У негров западного побережья Африки «человек, умирая, освобождается только от своего видимого тела и меняет местопребывание, все остальное совершенно не меняется». «В Северной Америке у сиуксов, — говорит Дорси, — мертвые во всем похожи на живых… они не всегда видимы. Иногда их можно слышать, не видя, хотя они находятся в хижине вместе со смертным. Иногда случается, что они материализуются, берут себе мужа или жену среди живых, едят, пьют, курят совсем так, как если бы были обыкновенными людьми». «Один молодой дакота умер как раз в тот момент, когда он женился на любимой девушке. Она справляла траур по нему. Привидение явилось к ней и сделало своей женой.

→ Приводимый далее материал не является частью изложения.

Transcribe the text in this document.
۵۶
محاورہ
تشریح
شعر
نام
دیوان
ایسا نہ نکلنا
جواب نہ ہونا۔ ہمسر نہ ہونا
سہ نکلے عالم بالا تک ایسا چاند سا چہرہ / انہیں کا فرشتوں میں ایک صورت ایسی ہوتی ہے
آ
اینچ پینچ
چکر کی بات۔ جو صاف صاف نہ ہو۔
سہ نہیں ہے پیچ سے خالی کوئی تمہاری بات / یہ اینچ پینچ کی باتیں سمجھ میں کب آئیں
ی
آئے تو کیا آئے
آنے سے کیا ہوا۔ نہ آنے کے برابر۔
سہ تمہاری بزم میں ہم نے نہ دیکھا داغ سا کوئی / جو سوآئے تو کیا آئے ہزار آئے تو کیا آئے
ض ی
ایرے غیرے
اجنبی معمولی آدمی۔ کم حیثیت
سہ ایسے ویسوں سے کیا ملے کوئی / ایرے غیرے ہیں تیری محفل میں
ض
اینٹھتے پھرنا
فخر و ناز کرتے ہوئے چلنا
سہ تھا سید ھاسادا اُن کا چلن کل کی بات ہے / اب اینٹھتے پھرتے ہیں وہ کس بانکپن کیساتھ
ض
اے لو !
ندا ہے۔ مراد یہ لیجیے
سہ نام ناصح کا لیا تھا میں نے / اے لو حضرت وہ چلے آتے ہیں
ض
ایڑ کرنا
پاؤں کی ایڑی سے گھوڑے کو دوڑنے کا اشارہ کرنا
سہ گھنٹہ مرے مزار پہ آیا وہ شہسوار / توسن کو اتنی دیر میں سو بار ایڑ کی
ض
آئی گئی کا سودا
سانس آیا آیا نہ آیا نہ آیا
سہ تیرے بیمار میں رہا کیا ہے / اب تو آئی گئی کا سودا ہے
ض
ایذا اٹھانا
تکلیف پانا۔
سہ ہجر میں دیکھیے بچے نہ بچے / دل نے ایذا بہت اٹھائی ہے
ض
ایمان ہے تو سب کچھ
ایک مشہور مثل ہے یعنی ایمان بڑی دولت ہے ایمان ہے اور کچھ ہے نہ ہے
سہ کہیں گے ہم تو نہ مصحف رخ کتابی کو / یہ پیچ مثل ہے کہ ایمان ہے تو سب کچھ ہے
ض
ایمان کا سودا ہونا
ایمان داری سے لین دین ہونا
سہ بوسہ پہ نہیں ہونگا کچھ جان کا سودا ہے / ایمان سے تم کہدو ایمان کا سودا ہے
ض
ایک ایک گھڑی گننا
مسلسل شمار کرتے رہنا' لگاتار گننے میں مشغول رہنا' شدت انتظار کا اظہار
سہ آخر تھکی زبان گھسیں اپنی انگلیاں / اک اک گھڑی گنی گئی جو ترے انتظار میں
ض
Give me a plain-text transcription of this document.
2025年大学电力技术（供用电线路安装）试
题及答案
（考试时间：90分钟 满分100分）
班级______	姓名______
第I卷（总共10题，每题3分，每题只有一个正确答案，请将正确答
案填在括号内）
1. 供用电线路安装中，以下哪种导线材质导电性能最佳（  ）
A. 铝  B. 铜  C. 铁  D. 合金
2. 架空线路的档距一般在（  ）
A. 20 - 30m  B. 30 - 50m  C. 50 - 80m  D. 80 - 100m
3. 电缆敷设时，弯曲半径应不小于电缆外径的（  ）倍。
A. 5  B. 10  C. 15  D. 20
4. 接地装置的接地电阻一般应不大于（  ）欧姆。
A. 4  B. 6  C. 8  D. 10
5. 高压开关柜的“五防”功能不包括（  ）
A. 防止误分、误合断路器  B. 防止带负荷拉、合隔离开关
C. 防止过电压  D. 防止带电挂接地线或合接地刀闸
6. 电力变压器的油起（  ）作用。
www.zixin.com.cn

Везде, где племя останавливалось на ночь, жена привидения устраивала палатку на некотором расстоянии от других, и когда лагерь снимался, то женщина и ее муж следовали за остальными на некотором расстоянии. Привидение всегда указывало женщине, что ей следовало делать, и регулярно приносило добытую дичь… Люди не могли ни слышать, ни видеть духа, но они слышали, как его жена с ним разговаривала. Он давал им знать через нее, когда надлежало ждать сильной бури или большого ливня и т. д.». Одна ирокезская легенда рассказывает о покойнике, который разговаривает с дочерью и дает ей советы. Факты подобного рода, как известно, весьма многочисленны.

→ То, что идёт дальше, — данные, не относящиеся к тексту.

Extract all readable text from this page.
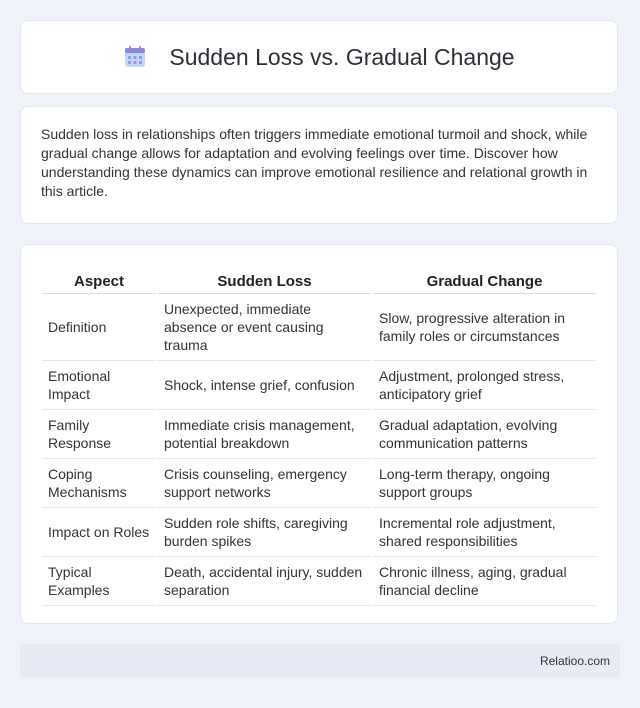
Sudden Loss vs. Gradual Change

Sudden loss in relationships often triggers immediate emotional turmoil and shock, while gradual change allows for adaptation and evolving feelings over time. Discover how understanding these dynamics can improve emotional resilience and relational growth in this article.

Aspect	Sudden Loss	Gradual Change
Definition	Unexpected, immediate absence or event causing trauma	Slow, progressive alteration in family roles or circumstances
Emotional Impact	Shock, intense grief, confusion	Adjustment, prolonged stress, anticipatory grief
Family Response	Immediate crisis management, potential breakdown	Gradual adaptation, evolving communication patterns
Coping Mechanisms	Crisis counseling, emergency support networks	Long-term therapy, ongoing support groups
Impact on Roles	Sudden role shifts, caregiving burden spikes	Incremental role adjustment, shared responsibilities
Typical Examples	Death, accidental injury, sudden separation	Chronic illness, aging, gradual financial decline
Relatioo.com
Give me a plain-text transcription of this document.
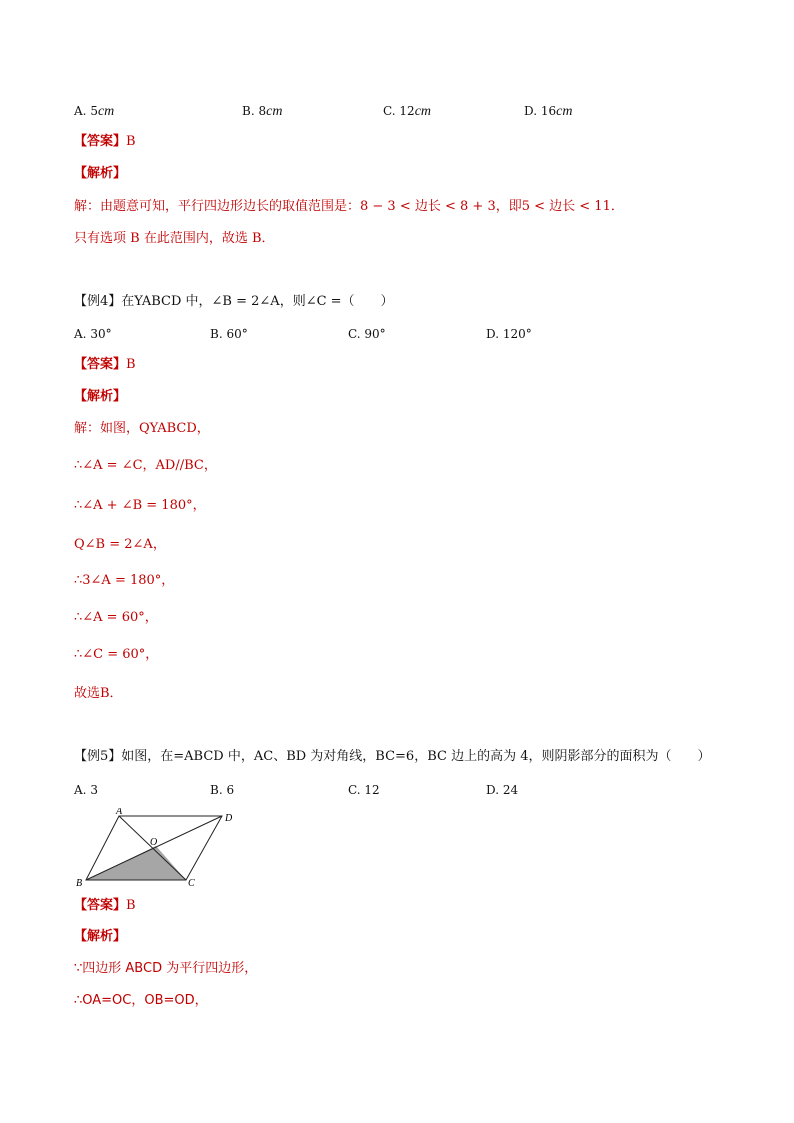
A. 5cm	B. 8cm	C. 12cm	D. 16cm
【答案】B
【解析】
解：由题意可知，平行四边形边长的取值范围是：8 − 3 < 边长 < 8 + 3，即5 < 边长 < 11．
只有选项 B 在此范围内，故选 B．
【例4】在YABCD 中，∠B = 2∠A，则∠C =（　　）
A. 30°	B. 60°	C. 90°	D. 120°
【答案】B
【解析】
解：如图，QYABCD，
∴∠A = ∠C，AD//BC，
∴∠A + ∠B = 180°，
Q∠B = 2∠A，
∴3∠A = 180°，
∴∠A = 60°，
∴∠C = 60°，
故选B．
【例5】如图，在=ABCD 中，AC、BD 为对角线，BC=6，BC 边上的高为 4，则阴影部分的面积为（　　）
A. 3	B. 6	C. 12	D. 24
A
D
B	C
O
【答案】B
【解析】
∵四边形 ABCD 为平行四边形，
∴OA=OC，OB=OD，
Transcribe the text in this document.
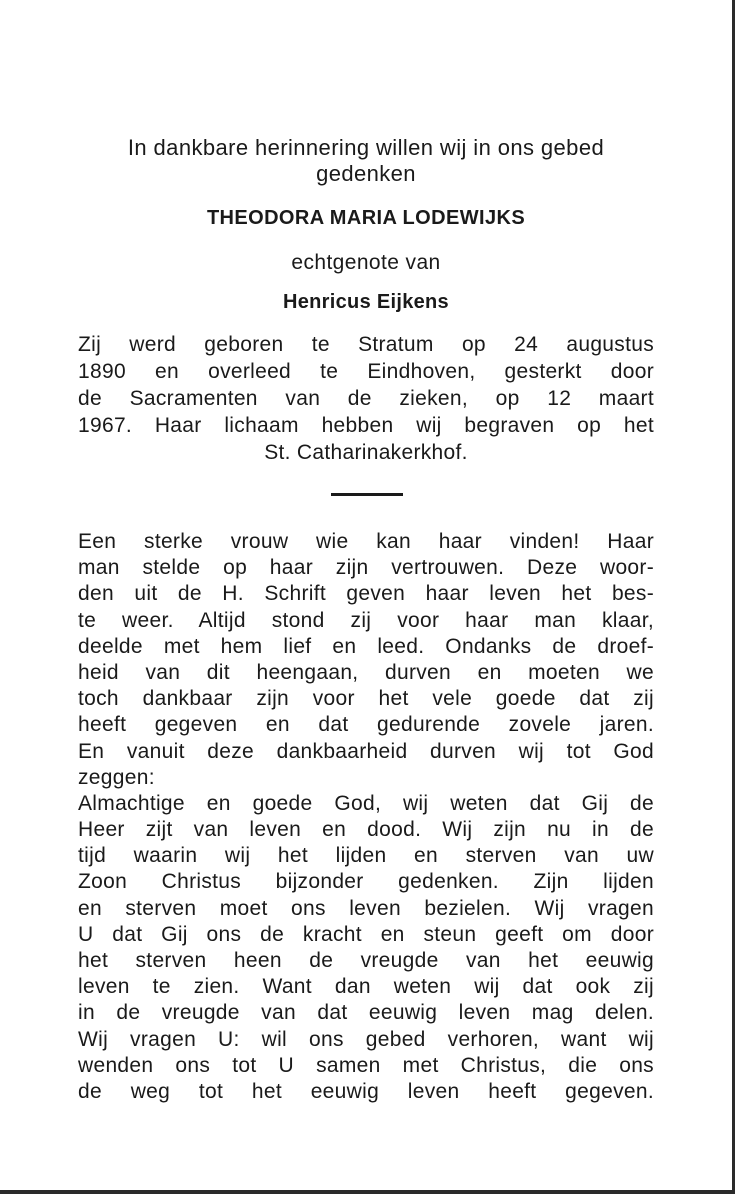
In dankbare herinnering willen wij in ons gebed
gedenken
THEODORA MARIA LODEWIJKS
echtgenote van
Henricus Eijkens
Zij werd geboren te Stratum op 24 augustus
1890 en overleed te Eindhoven, gesterkt door
de Sacramenten van de zieken, op 12 maart
1967. Haar lichaam hebben wij begraven op het
St. Catharinakerkhof.
Een sterke vrouw wie kan haar vinden! Haar
man stelde op haar zijn vertrouwen. Deze woor-
den uit de H. Schrift geven haar leven het bes-
te weer. Altijd stond zij voor haar man klaar,
deelde met hem lief en leed. Ondanks de droef-
heid van dit heengaan, durven en moeten we
toch dankbaar zijn voor het vele goede dat zij
heeft gegeven en dat gedurende zovele jaren.
En vanuit deze dankbaarheid durven wij tot God
zeggen:
Almachtige en goede God, wij weten dat Gij de
Heer zijt van leven en dood. Wij zijn nu in de
tijd waarin wij het lijden en sterven van uw
Zoon Christus bijzonder gedenken. Zijn lijden
en sterven moet ons leven bezielen. Wij vragen
U dat Gij ons de kracht en steun geeft om door
het sterven heen de vreugde van het eeuwig
leven te zien. Want dan weten wij dat ook zij
in de vreugde van dat eeuwig leven mag delen.
Wij vragen U: wil ons gebed verhoren, want wij
wenden ons tot U samen met Christus, die ons
de weg tot het eeuwig leven heeft gegeven.
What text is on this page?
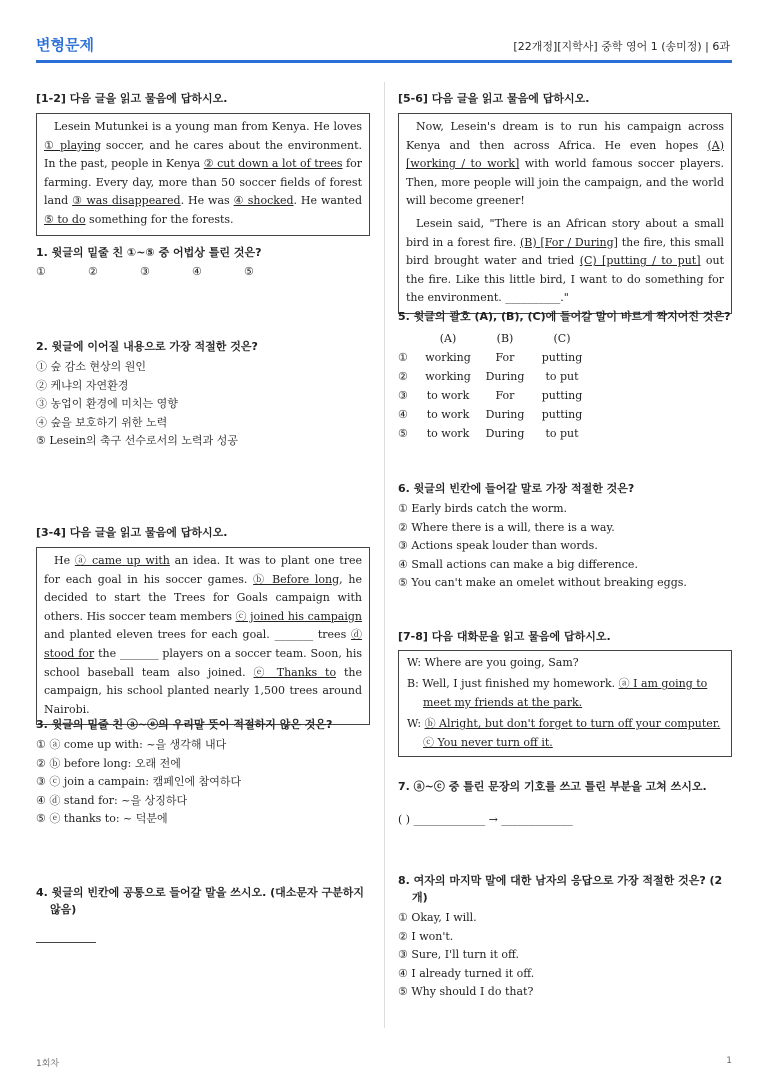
변형문제	[22개정][지학사] 중학 영어 1 (송미정) | 6과
[1-2] 다음 글을 읽고 물음에 답하시오.

Lesein Mutunkei is a young man from Kenya. He loves ① playing soccer, and he cares about the environment. In the past, people in Kenya ② cut down a lot of trees for farming. Every day, more than 50 soccer fields of forest land ③ was disappeared. He was ④ shocked. He wanted ⑤ to do something for the forests.

1. 윗글의 밑줄 친 ①~⑤ 중 어법상 틀린 것은?
①	②	③	④	⑤
2. 윗글에 이어질 내용으로 가장 적절한 것은?
① 숲 감소 현상의 원인
② 케냐의 자연환경
③ 농업이 환경에 미치는 영향
④ 숲을 보호하기 위한 노력
⑤ Lesein의 축구 선수로서의 노력과 성공
[3-4] 다음 글을 읽고 물음에 답하시오.

He ⓐ came up with an idea. It was to plant one tree for each goal in his soccer games. ⓑ Before long, he decided to start the Trees for Goals campaign with others. His soccer team members ⓒ joined his campaign and planted eleven trees for each goal. _______ trees ⓓ stood for the _______ players on a soccer team. Soon, his school baseball team also joined. ⓔ Thanks to the campaign, his school planted nearly 1,500 trees around Nairobi.

3. 윗글의 밑줄 친 ⓐ~ⓔ의 우리말 뜻이 적절하지 않은 것은?
① ⓐ come up with: ~을 생각해 내다
② ⓑ before long: 오래 전에
③ ⓒ join a campain: 캠페인에 참여하다
④ ⓓ stand for: ~을 상징하다
⑤ ⓔ thanks to: ~ 덕분에
4. 윗글의 빈칸에 공통으로 들어갈 말을 쓰시오. (대소문자 구분하지 않음)
[5-6] 다음 글을 읽고 물음에 답하시오.

Now, Lesein's dream is to run his campaign across Kenya and then across Africa. He even hopes (A) [working / to work] with world famous soccer players. Then, more people will join the campaign, and the world will become greener!

Lesein said, "There is an African story about a small bird in a forest fire. (B) [For / During] the fire, this small bird brought water and tried (C) [putting / to put] out the fire. Like this little bird, I want to do something for the environment. __________."

5. 윗글의 괄호 (A), (B), (C)에 들어갈 말이 바르게 짝지어진 것은?
	(A)	(B)	(C)
①	working	For	putting
②	working	During	to put
③	to work	For	putting
④	to work	During	putting
⑤	to work	During	to put
6. 윗글의 빈칸에 들어갈 말로 가장 적절한 것은?
① Early birds catch the worm.
② Where there is a will, there is a way.
③ Actions speak louder than words.
④ Small actions can make a big difference.
⑤ You can't make an omelet without breaking eggs.
[7-8] 다음 대화문을 읽고 물음에 답하시오.
W: Where are you going, Sam?
B: Well, I just finished my homework. ⓐ I am going to meet my friends at the park.
W: ⓑ Alright, but don't forget to turn off your computer. ⓒ You never turn off it.
7. ⓐ~ⓒ 중 틀린 문장의 기호를 쓰고 틀린 부분을 고쳐 쓰시오.
( ) _____________ → _____________
8. 여자의 마지막 말에 대한 남자의 응답으로 가장 적절한 것은? (2개)
① Okay, I will.
② I won't.
③ Sure, I'll turn it off.
④ I already turned it off.
⑤ Why should I do that?
1회차	1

Для того чтобы истолковать, как следует, представления и обычаи первобытных людей, относящихся к мертвым, надлежало по возможности отделаться от привычных у нас понятий о жизни и смерти, а также не пользоваться понятием о душе. Жизнь и смерть не могут определяться для нас иначе, как своими физиологическими, объективными, экспериментальными элементами, тогда как соответствующие представления у первобытных — мистические по своему существу. Этим объясняется, что они не знают той дилеммы, которая совершенно неизбежно встает перед логическим мышлением. Для последнего существо может быть либо живым, либо мертвым: середины не существует. Для пра-логического мышления существо живет каким-то образом, хотя оно и мертво. Будучи сопричастным обществу живых людей, оно одновременно сопричастно обществу мертвых. Точнее говоря, каждое существо является более или менее живым или более или менее мертвым, в зависимости от того, какая сопричастность для него существует или уже прекратилась. Взгляд первобытного мышления на живых людей зависит как раз от того, имеются ли налицо эти партиципации, прерваны они или им предстоит быть прерванными.

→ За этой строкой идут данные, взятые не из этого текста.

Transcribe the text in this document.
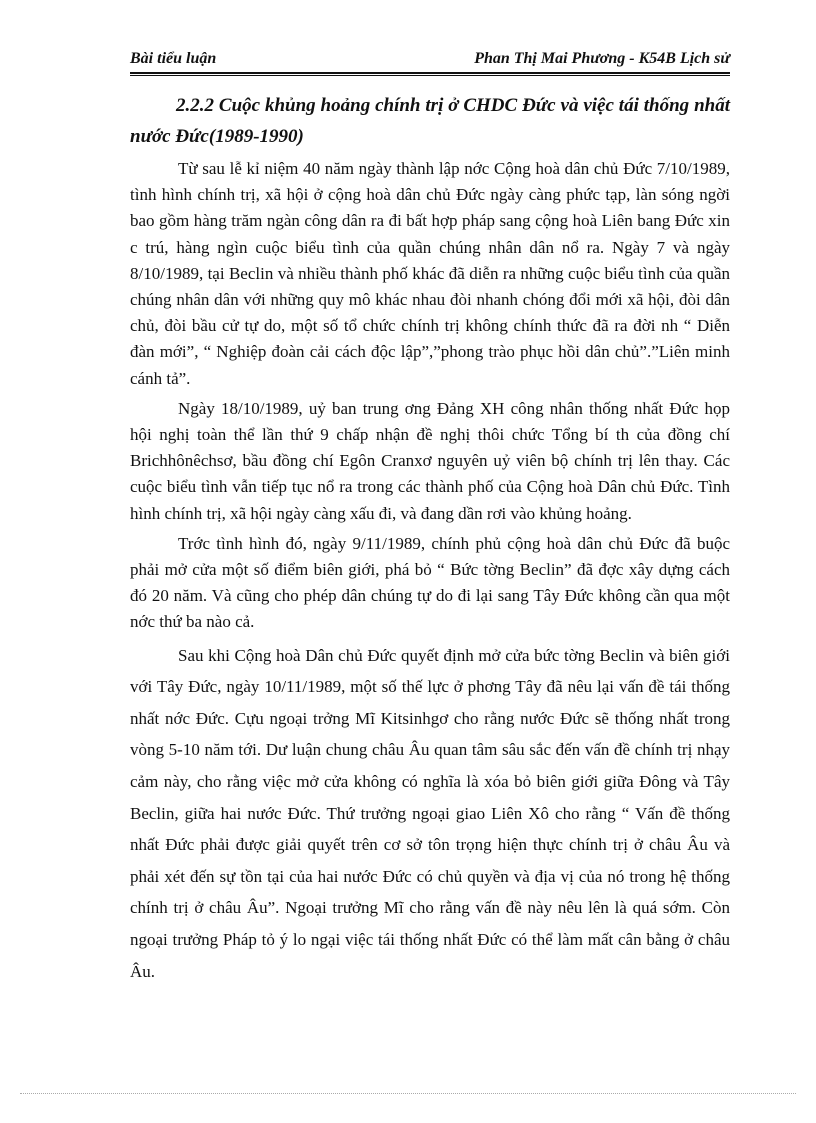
Bài tiểu luận	Phan Thị Mai Phương - K54B Lịch sử

2.2.2 Cuộc khủng hoảng chính trị ở CHDC Đức và việc tái thống nhất nước Đức(1989-1990)

Từ sau lễ kỉ niệm 40 năm ngày thành lập nớc Cộng hoà dân chủ Đức 7/10/1989, tình hình chính trị, xã hội ở cộng hoà dân chủ Đức ngày càng phức tạp, làn sóng ngời bao gồm hàng trăm ngàn công dân ra đi bất hợp pháp sang cộng hoà Liên bang Đức xin c trú, hàng ngìn cuộc biểu tình của quần chúng nhân dân nổ ra. Ngày 7 và ngày 8/10/1989, tại Beclin và nhiều thành phố khác đã diễn ra những cuộc biểu tình của quần chúng nhân dân với những quy mô khác nhau đòi nhanh chóng đổi mới xã hội, đòi dân chủ, đòi bầu cử tự do, một số tổ chức chính trị không chính thức đã ra đời nh “ Diễn đàn mới”, “ Nghiệp đoàn cải cách độc lập”,”phong trào phục hồi dân chủ”.”Liên minh cánh tả”.

Ngày 18/10/1989, uỷ ban trung ơng Đảng XH công nhân thống nhất Đức họp hội nghị toàn thể lần thứ 9 chấp nhận đề nghị thôi chức Tổng bí th của đồng chí Brichhônêchsơ, bầu đồng chí Egôn Cranxơ nguyên uỷ viên bộ chính trị lên thay. Các cuộc biểu tình vẫn tiếp tục nổ ra trong các thành phố của Cộng hoà Dân chủ Đức. Tình hình chính trị, xã hội ngày càng xấu đi, và đang dần rơi vào khủng hoảng.

Trớc tình hình đó, ngày 9/11/1989, chính phủ cộng hoà dân chủ Đức đã buộc phải mở cửa một số điểm biên giới, phá bỏ “ Bức tờng Beclin” đã đợc xây dựng cách đó 20 năm. Và cũng cho phép dân chúng tự do đi lại sang Tây Đức không cần qua một nớc thứ ba nào cả.

Sau khi Cộng hoà Dân chủ Đức quyết định mở cửa bức tờng Beclin và biên giới với Tây Đức, ngày 10/11/1989, một số thế lực ở phơng Tây đã nêu lại vấn đề tái thống nhất nớc Đức. Cựu ngoại trởng Mĩ Kitsinhgơ cho rằng nước Đức sẽ thống nhất trong vòng 5-10 năm tới. Dư luận chung châu Âu quan tâm sâu sắc đến vấn đề chính trị nhạy cảm này, cho rằng việc mở cửa không có nghĩa là xóa bỏ biên giới giữa Đông và Tây Beclin, giữa hai nước Đức. Thứ trưởng ngoại giao Liên Xô cho rằng “ Vấn đề thống nhất Đức phải được giải quyết trên cơ sở tôn trọng hiện thực chính trị ở châu Âu và phải xét đến sự tồn tại của hai nước Đức có chủ quyền và địa vị của nó trong hệ thống chính trị ở châu Âu”. Ngoại trưởng Mĩ cho rằng vấn đề này nêu lên là quá sớm. Còn ngoại trưởng Pháp tỏ ý lo ngại việc tái thống nhất Đức có thể làm mất cân bằng ở châu Âu.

Таким образом, мы оказываемся перед крайне сложными коллективными представлениями и обычаями. Не может быть и речи о том, чтобы исследовать их здесь во всех почти бесконечных деталях. Даже в одной стране они изменяются от племени к племени. «Никакое подробное описание погребальных церемоний не может рассматриваться как приложимое ко всем племенам или даже к одному племени, если только возраст, характер или положение покойника не таковы, что требуют к нему более почтительного отношения, чем обычно». Именно потому, что все покойники продолжают жить, с каждым из них обращаются соответственно рангу, полу, возрасту, а эти-то обстоятельства наблюдатели слишком часто забывают конкретизировать, когда описывают церемонии. Кроме того, обычаи, относящиеся к смерти и умершим, быть может, наиболее устойчивые и живучие из всех. Поэтому в то время как социальная среда, институты и верования изменяются, обычаи эти лишь очень медленно следуют за общим движением. Они продолжают соблюдаться и тогда, когда их смысл и значение мало-помалу затемняются и теряются. Будучи истолкованы в соответствии с новыми представлениями и чувствами, т. е. чаще всего в духе, совершенно противоположном первоначальному, они нередко дополняются таким образом, что начинают противоречить самим себе, той части, которая в них сохранилась от прошлого. Погребальные обряды в большинстве обществ, если не во всех, представляют собой неправильные наслоения, где обычаи, идущие из глубочайшей древности и связанные с мышлением, характерным для весьма малоразвитого социального типа, сливаются с обычаями, которые зависят от более поздних понятий, не совместимых с этим мышлением. Наконец, в очень многих обществах погребальные церемонии и обряды варьируют еще в зависимости от рода и причин смерти, в зависимости от того, умер ли человек «хорошей» или «дурной» смертью.